Twice a week for the past two semesters I have been the professor leading EDPSY 420: Learning Theory.  I’ve read hundreds of assignments, prepared dozens of PowerPoints, printed thousands of handouts, and occasionally carried around a stuffed rhinoceros.  Before each class I walked through the university’s cafe for a Diet Coke, glancing toward a collection of couches where some of my favorite professors used to gather.  Their wisdom and love of students continues to guide how I do this good work.  Even the picture on this blog comes from one of those educators.  Our coffee sessions came to an end, but their impact never will.

When I first walked into the classroom last August, I assumed that the nine students in the course were all aiming to be teachers.  Within the first hour I learned that I was wrong.  Instead their goals included teacher plus lawyer, coach, counselor, hygienist, and “not sure yet.”  When the spring semester started with 18 new faces, I had a larger viewpoint from the very start and have been trying to highlight that perspective every week.

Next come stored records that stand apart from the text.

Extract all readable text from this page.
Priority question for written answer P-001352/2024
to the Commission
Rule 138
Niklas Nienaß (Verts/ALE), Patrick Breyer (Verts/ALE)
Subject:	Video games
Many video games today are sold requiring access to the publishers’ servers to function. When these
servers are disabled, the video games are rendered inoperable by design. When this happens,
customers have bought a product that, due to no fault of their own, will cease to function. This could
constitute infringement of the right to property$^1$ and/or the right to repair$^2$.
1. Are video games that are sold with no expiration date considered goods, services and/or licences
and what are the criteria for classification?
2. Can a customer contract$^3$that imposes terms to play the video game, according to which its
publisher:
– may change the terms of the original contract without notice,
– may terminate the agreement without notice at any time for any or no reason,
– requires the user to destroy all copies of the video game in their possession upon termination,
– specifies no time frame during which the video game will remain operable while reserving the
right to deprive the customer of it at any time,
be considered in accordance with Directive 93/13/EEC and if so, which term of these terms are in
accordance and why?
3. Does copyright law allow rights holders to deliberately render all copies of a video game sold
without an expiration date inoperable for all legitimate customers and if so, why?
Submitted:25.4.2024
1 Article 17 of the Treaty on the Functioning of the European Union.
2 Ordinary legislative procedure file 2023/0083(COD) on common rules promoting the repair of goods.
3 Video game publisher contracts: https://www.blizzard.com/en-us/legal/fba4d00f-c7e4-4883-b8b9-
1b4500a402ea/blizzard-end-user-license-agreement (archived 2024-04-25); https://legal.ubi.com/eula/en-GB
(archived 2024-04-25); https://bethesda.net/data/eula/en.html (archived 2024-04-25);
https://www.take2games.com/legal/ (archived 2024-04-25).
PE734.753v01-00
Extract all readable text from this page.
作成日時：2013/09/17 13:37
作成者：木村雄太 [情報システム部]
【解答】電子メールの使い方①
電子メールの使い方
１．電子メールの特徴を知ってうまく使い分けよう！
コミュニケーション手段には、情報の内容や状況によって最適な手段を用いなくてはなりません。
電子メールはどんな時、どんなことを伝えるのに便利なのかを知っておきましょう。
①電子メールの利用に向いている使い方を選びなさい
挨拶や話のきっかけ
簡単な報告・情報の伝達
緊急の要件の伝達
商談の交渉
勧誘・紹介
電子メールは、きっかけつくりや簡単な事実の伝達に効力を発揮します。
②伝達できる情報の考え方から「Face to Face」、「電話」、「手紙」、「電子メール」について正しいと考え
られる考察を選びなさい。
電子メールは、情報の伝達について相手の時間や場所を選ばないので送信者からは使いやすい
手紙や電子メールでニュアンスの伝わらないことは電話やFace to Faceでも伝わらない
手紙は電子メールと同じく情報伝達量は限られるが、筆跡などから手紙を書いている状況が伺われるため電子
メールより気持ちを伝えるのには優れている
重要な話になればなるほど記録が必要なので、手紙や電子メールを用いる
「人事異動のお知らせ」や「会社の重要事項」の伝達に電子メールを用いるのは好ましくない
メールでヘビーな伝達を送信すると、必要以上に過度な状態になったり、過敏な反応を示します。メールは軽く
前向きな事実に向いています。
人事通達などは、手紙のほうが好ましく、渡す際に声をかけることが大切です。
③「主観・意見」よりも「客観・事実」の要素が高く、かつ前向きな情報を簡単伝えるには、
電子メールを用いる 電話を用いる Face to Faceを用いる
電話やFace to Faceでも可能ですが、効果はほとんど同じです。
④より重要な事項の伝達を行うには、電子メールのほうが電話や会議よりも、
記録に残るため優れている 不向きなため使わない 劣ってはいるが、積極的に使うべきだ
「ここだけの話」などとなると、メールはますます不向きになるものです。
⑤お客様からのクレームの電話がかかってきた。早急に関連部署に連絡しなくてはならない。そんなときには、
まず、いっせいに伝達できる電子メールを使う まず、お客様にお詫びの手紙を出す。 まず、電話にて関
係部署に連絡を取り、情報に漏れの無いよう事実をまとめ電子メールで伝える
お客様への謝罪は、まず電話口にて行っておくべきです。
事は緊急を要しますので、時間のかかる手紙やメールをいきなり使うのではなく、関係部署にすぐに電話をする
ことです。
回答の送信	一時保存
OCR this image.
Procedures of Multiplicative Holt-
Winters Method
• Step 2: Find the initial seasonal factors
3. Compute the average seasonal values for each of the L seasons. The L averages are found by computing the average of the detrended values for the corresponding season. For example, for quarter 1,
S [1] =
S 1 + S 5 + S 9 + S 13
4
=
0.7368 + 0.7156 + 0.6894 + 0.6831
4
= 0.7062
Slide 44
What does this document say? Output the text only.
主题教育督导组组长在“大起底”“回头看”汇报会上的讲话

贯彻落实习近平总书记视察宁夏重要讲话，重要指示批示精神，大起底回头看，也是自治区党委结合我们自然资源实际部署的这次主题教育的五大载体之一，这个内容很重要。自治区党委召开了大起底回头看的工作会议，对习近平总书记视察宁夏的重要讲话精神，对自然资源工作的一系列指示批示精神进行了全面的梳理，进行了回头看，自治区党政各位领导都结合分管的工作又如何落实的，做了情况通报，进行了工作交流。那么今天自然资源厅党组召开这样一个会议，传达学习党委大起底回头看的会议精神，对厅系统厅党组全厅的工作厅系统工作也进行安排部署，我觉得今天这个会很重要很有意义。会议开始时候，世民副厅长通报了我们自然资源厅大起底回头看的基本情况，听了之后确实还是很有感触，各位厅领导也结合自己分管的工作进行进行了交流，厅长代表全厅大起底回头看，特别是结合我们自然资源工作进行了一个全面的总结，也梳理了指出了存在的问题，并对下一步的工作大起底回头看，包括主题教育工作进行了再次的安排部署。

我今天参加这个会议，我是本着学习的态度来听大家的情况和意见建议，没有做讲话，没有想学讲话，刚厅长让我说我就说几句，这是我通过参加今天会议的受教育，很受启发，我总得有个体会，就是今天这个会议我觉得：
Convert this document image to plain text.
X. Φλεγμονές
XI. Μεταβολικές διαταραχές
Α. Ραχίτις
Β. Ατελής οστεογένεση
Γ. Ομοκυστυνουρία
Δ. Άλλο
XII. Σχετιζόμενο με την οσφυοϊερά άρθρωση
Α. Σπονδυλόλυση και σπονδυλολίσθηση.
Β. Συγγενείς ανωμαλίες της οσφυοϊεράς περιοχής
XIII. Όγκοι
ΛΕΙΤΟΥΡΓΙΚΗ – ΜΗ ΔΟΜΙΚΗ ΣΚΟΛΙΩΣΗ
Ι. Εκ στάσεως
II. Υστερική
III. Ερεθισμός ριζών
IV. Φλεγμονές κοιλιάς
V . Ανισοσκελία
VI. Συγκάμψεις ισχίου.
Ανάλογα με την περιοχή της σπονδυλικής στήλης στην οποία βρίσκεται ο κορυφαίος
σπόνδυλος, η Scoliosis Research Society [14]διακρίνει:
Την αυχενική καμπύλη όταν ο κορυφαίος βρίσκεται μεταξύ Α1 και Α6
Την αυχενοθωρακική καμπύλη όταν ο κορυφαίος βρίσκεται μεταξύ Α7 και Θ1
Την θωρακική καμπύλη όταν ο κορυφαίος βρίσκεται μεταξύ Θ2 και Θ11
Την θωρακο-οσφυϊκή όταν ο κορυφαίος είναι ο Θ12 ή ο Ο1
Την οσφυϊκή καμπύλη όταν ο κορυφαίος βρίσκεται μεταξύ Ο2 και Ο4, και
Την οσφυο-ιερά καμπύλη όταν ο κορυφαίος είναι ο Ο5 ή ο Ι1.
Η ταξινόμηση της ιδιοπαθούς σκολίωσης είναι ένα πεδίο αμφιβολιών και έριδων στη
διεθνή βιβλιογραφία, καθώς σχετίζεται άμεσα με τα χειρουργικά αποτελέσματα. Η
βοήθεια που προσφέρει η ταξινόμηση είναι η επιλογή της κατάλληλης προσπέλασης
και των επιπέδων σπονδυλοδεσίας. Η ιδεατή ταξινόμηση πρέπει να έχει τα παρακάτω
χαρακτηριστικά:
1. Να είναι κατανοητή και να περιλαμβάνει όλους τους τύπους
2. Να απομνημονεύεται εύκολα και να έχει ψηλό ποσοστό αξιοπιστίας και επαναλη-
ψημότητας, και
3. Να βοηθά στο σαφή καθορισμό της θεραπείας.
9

One of the students’ assignments is to write about their education philosophy.  I am asking them to write about the context that they really want to be part of, not just take the easy route of writing about a classroom.  These men and women have already taught me so much (as the group before them did) and not just when they are standing in the front of a room.  They are already educators by the questions they ask, the reflections they write, the ways they support one another, and sometimes by the ways they disengage from the group.  They may never have Teacher, Professor, or Instructor on their resumes, but that hardly means they will not be educators.

That is one of the main lessons I hope they take from these 15 weeks.  That their lives are much bigger than any classroom and their work will lead and educator others through their words and actions.  Combined with this lesson, I hope they hold onto the conscientizacao value proclaimed in Paulo Freire’s Pedagogy of the Oppressed (one of our assigned readings in the course):

The term conscientizacao refers to learning to perceive social, political and economic contradictions, and to take action against the oppressive elements of reality.

Its strange to wish that my students would feel the weight of the world on their shoulders, but I guess that’s the core of this goal.  For these students to be educators to the world…to change the world.